Niedawno w CSK, dzięki wsparciu dyrekcji szpitala i zaangażowaniu prof. Krzysztofa Kaczmarka, który wraz z dr Muras-Szwedziak sprawuje bezpośrednią opiekę nad pacjentami, otworzono oddział terapii jednodniowej, gdzie zdiagnozowani pacjenci od razu otrzymują leczenie i mają wykonywane infuzje.
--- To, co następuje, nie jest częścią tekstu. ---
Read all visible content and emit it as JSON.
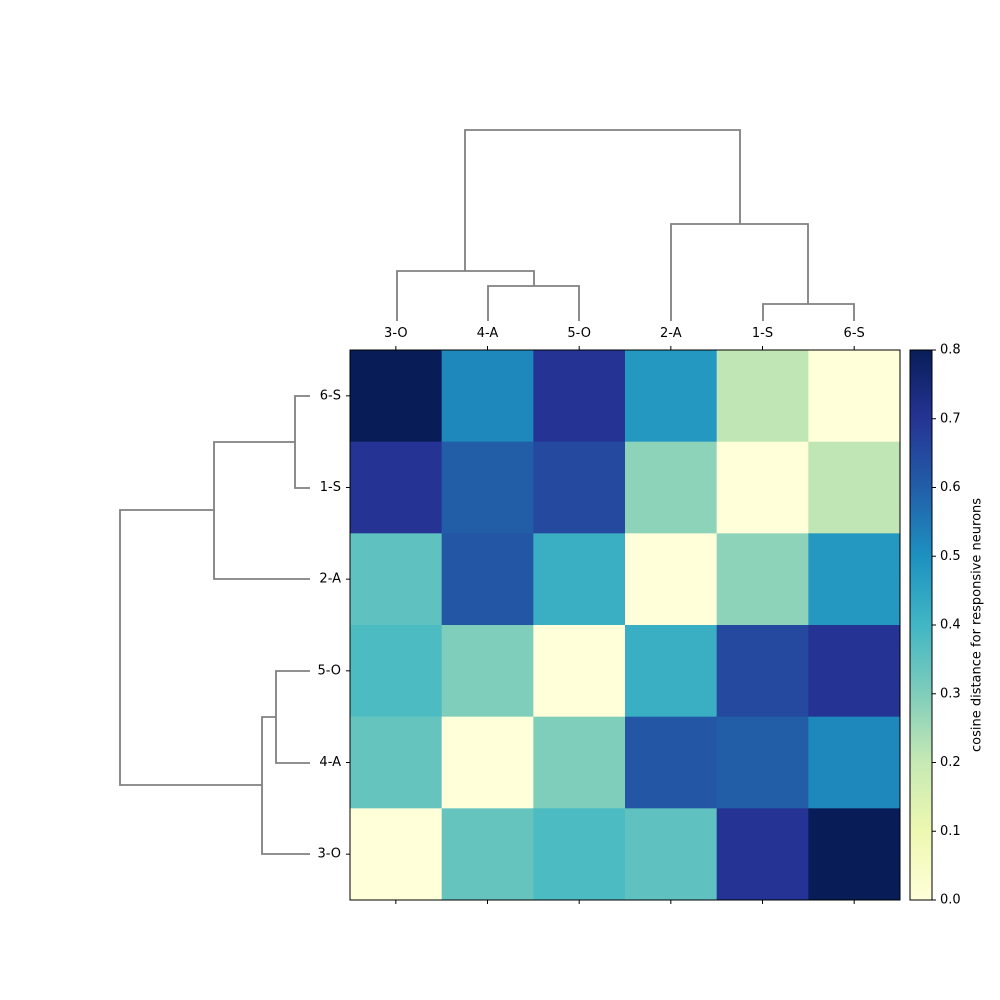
{
  "chart_data": {
    "type": "heatmap",
    "columns": [
      "3-O",
      "4-A",
      "5-O",
      "2-A",
      "1-S",
      "6-S"
    ],
    "rows": [
      "6-S",
      "1-S",
      "2-A",
      "5-O",
      "4-A",
      "3-O"
    ],
    "values": [
      [
        0.8,
        0.52,
        0.7,
        0.48,
        0.21,
        0.0
      ],
      [
        0.7,
        0.6,
        0.65,
        0.28,
        0.0,
        0.21
      ],
      [
        0.35,
        0.62,
        0.42,
        0.0,
        0.28,
        0.48
      ],
      [
        0.38,
        0.3,
        0.0,
        0.42,
        0.65,
        0.7
      ],
      [
        0.34,
        0.0,
        0.3,
        0.62,
        0.6,
        0.52
      ],
      [
        0.0,
        0.34,
        0.38,
        0.35,
        0.7,
        0.8
      ]
    ],
    "colorbar": {
      "label": "cosine distance for responsive neurons",
      "range": [
        0,
        0.8
      ],
      "ticks": [
        "0.0",
        "0.1",
        "0.2",
        "0.3",
        "0.4",
        "0.5",
        "0.6",
        "0.7",
        "0.8"
      ],
      "colormap": "YlGnBu"
    },
    "dendrogram_color": "#808080"
  }
}
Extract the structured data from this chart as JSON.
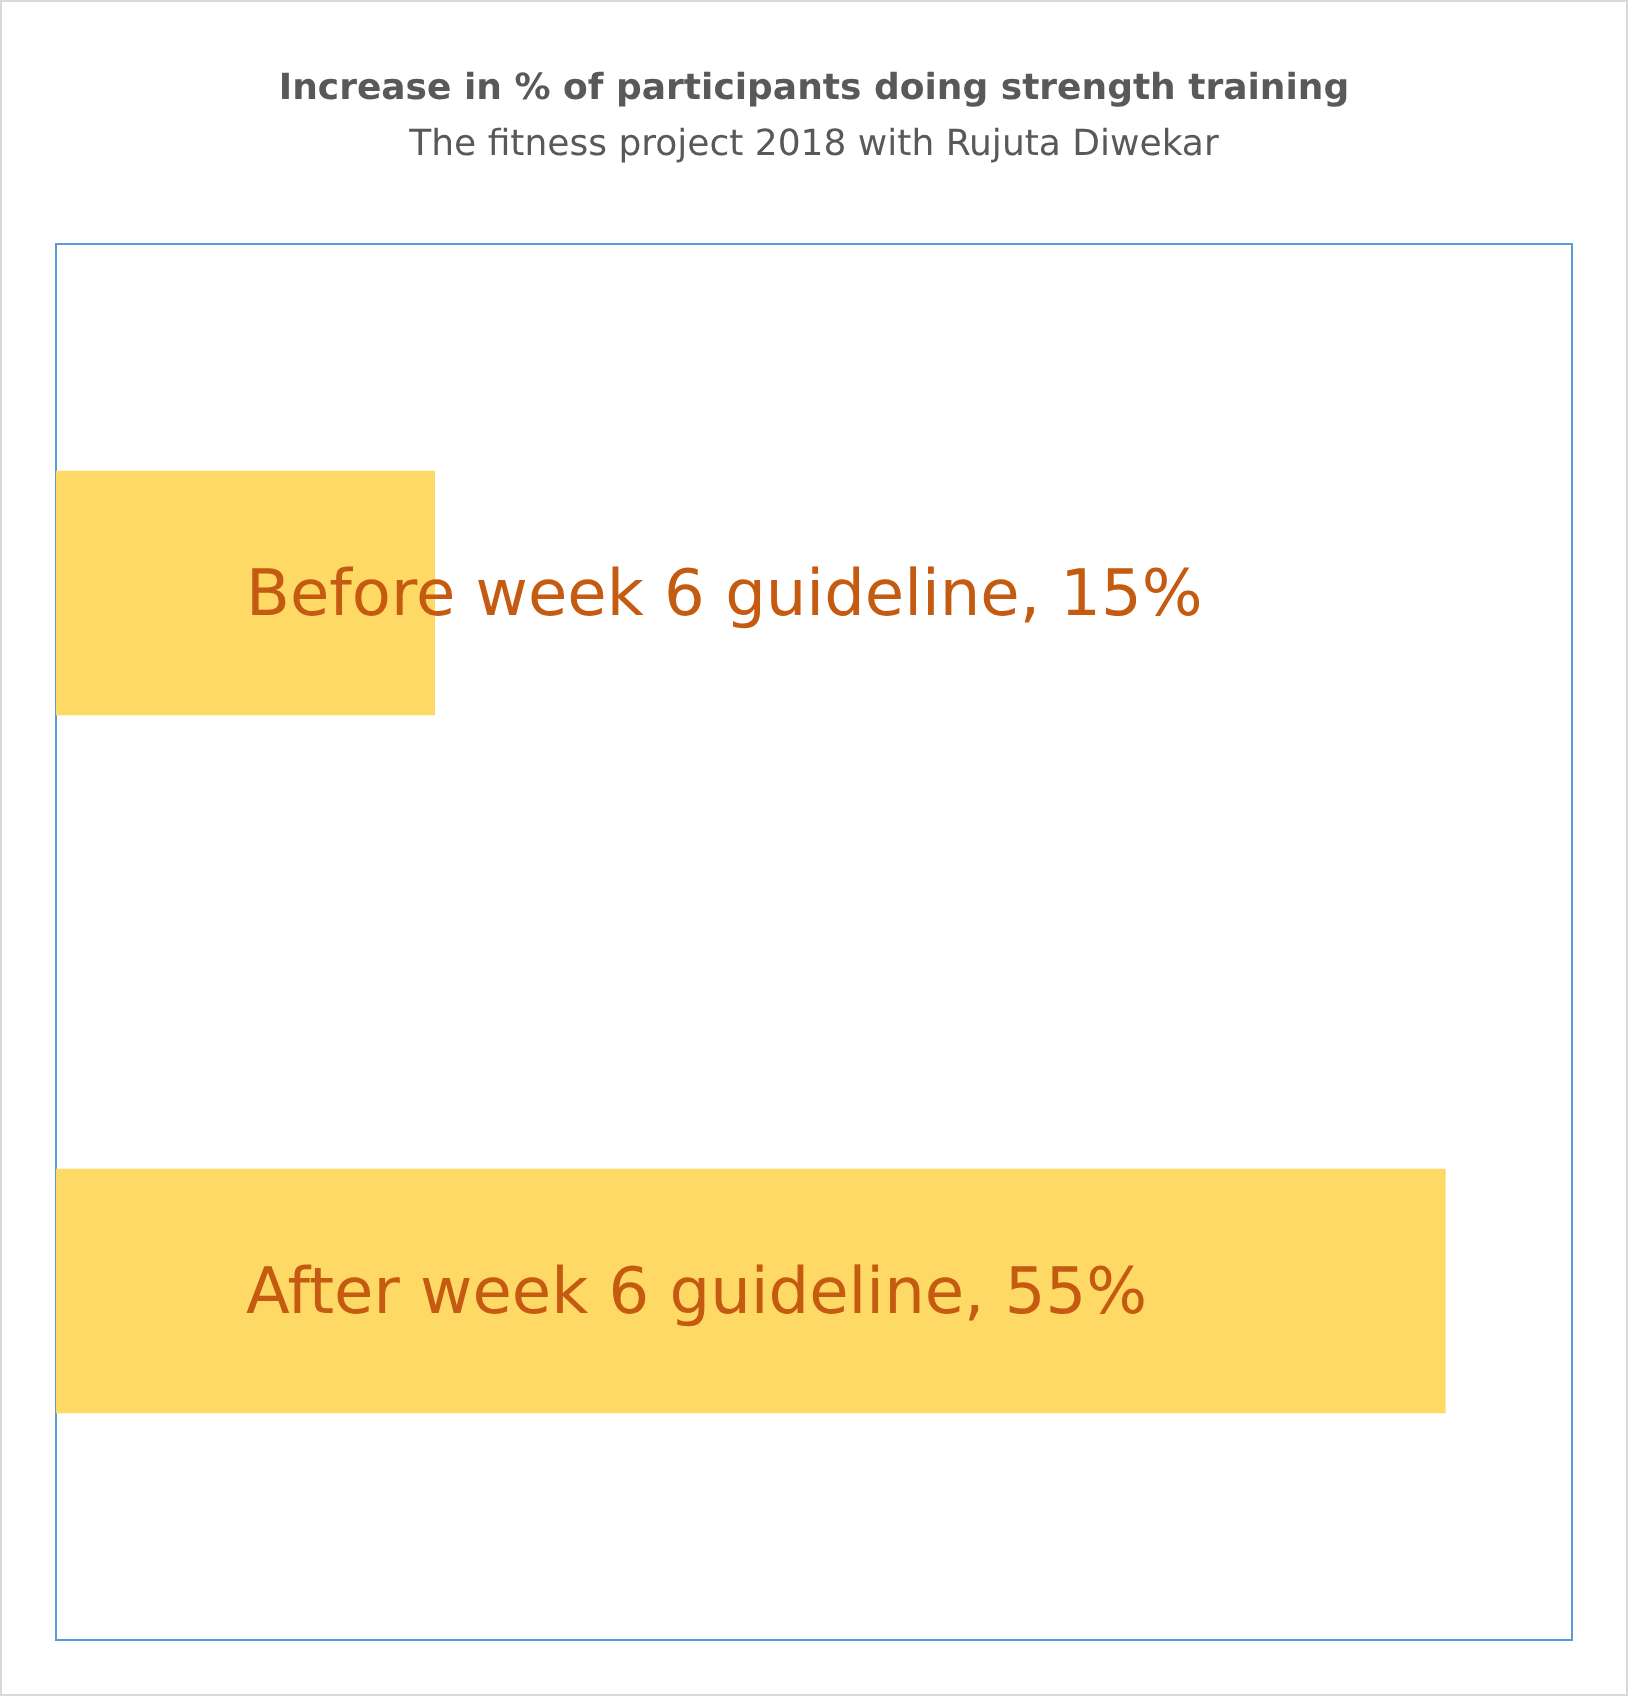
{
  "chart_data": {
    "type": "bar",
    "orientation": "horizontal",
    "title": "Increase in % of participants doing strength training",
    "subtitle": "The fitness project 2018 with Rujuta Diwekar",
    "categories": [
      null,
      null
    ],
    "values": [
      15,
      55
    ],
    "color": "#ffd966",
    "value_labels": [
      "Before week 6 guideline, 15%",
      "After week 6 guideline, 55%"
    ],
    "xlim": [
      0,
      60
    ],
    "tick_labels": false,
    "grid": false
  }
}
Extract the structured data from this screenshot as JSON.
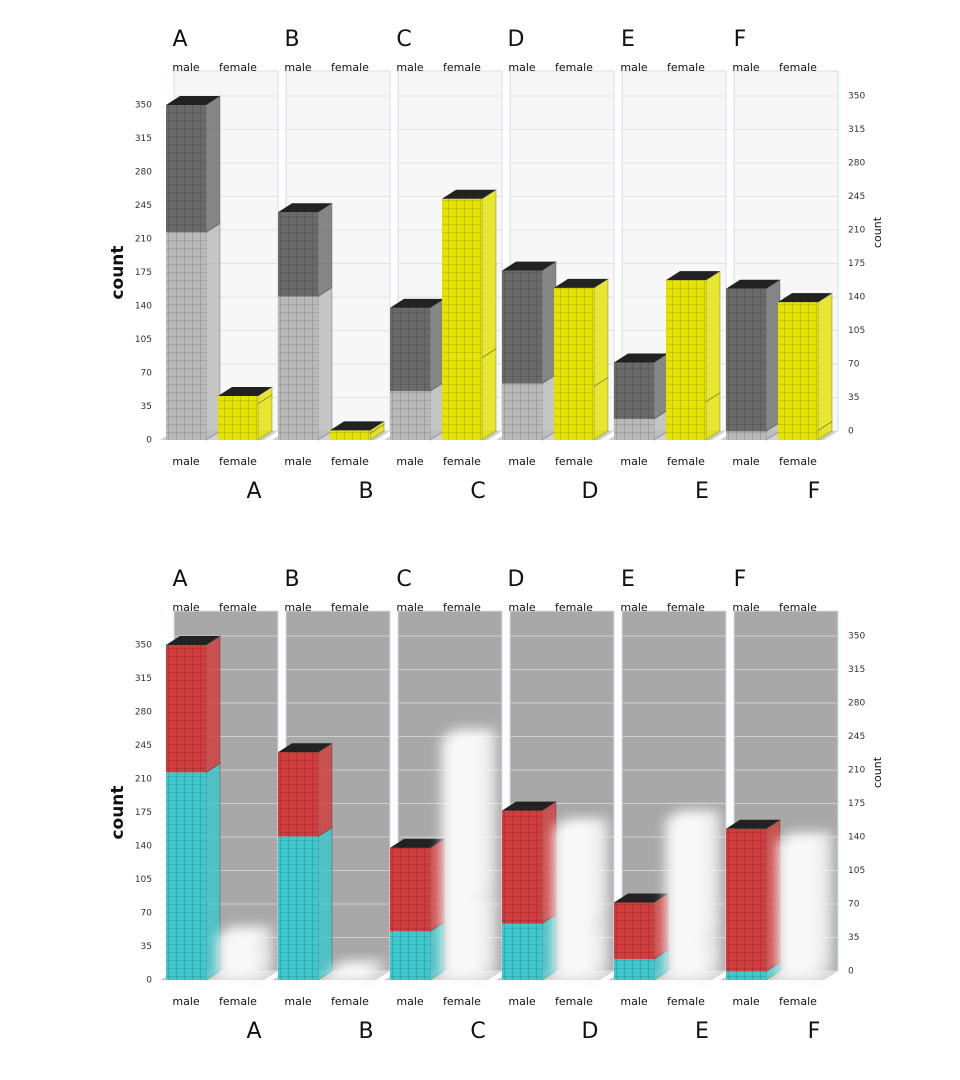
{
  "chart_data": [
    {
      "type": "bar3d",
      "facets": [
        "A",
        "B",
        "C",
        "D",
        "E",
        "F"
      ],
      "groups": [
        "male",
        "female"
      ],
      "ylabel": "count",
      "ylim": [
        0,
        350
      ],
      "yticks": [
        0,
        35,
        70,
        105,
        140,
        175,
        210,
        245,
        280,
        315,
        350
      ],
      "wall": "#f7f7f7",
      "glow": [
        false,
        false
      ],
      "series": [
        {
          "colors": [
            "#b9b9b9",
            "#e4e400"
          ],
          "values": [
            [
              217,
              38
            ],
            [
              150,
              7
            ],
            [
              51,
              86
            ],
            [
              59,
              56
            ],
            [
              22,
              40
            ],
            [
              9,
              10
            ]
          ]
        },
        {
          "colors": [
            "#6a6a6a",
            "#e4e400"
          ],
          "values": [
            [
              133,
              8
            ],
            [
              88,
              3
            ],
            [
              87,
              166
            ],
            [
              118,
              103
            ],
            [
              59,
              127
            ],
            [
              149,
              134
            ]
          ]
        }
      ]
    },
    {
      "type": "bar3d",
      "facets": [
        "A",
        "B",
        "C",
        "D",
        "E",
        "F"
      ],
      "groups": [
        "male",
        "female"
      ],
      "ylabel": "count",
      "ylim": [
        0,
        350
      ],
      "yticks": [
        0,
        35,
        70,
        105,
        140,
        175,
        210,
        245,
        280,
        315,
        350
      ],
      "wall": "#a8a8a8",
      "glow": [
        false,
        true
      ],
      "series": [
        {
          "colors": [
            "#3cc8cc",
            "#ffffff"
          ],
          "values": [
            [
              217,
              38
            ],
            [
              150,
              7
            ],
            [
              51,
              86
            ],
            [
              59,
              56
            ],
            [
              22,
              40
            ],
            [
              9,
              10
            ]
          ]
        },
        {
          "colors": [
            "#d23c3c",
            "#ffffff"
          ],
          "values": [
            [
              133,
              8
            ],
            [
              88,
              3
            ],
            [
              87,
              166
            ],
            [
              118,
              103
            ],
            [
              59,
              127
            ],
            [
              149,
              134
            ]
          ]
        }
      ]
    }
  ]
}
Nie muszą przechodzić przez izbę przyjęć, oddział i spędzać całego dnia w szpitalu. – Co dwa tygodnie przyjeżdżamy na wlewy – mówi Magda, która właśnie przyjechała na taki oddział. Leczenie dostała już miesiąc po pierwszej wizycie w CSK, gdy przyjechała tu na wspomniany Dzień Chorób Rzadkich. – Nie jest łatwo, bo nie mogę już wykonywać swojego zawodu, a jestem inżynierem środowiska. Czasem jeden dzień przemęczenia, to dwa tygodnie leżenia w łóżku. Wiem, że już nigdy nie będę zdrowa, ale jestem chociaż leczona. Syn też. Wrócił na studia, dostał nowe życie – mówi.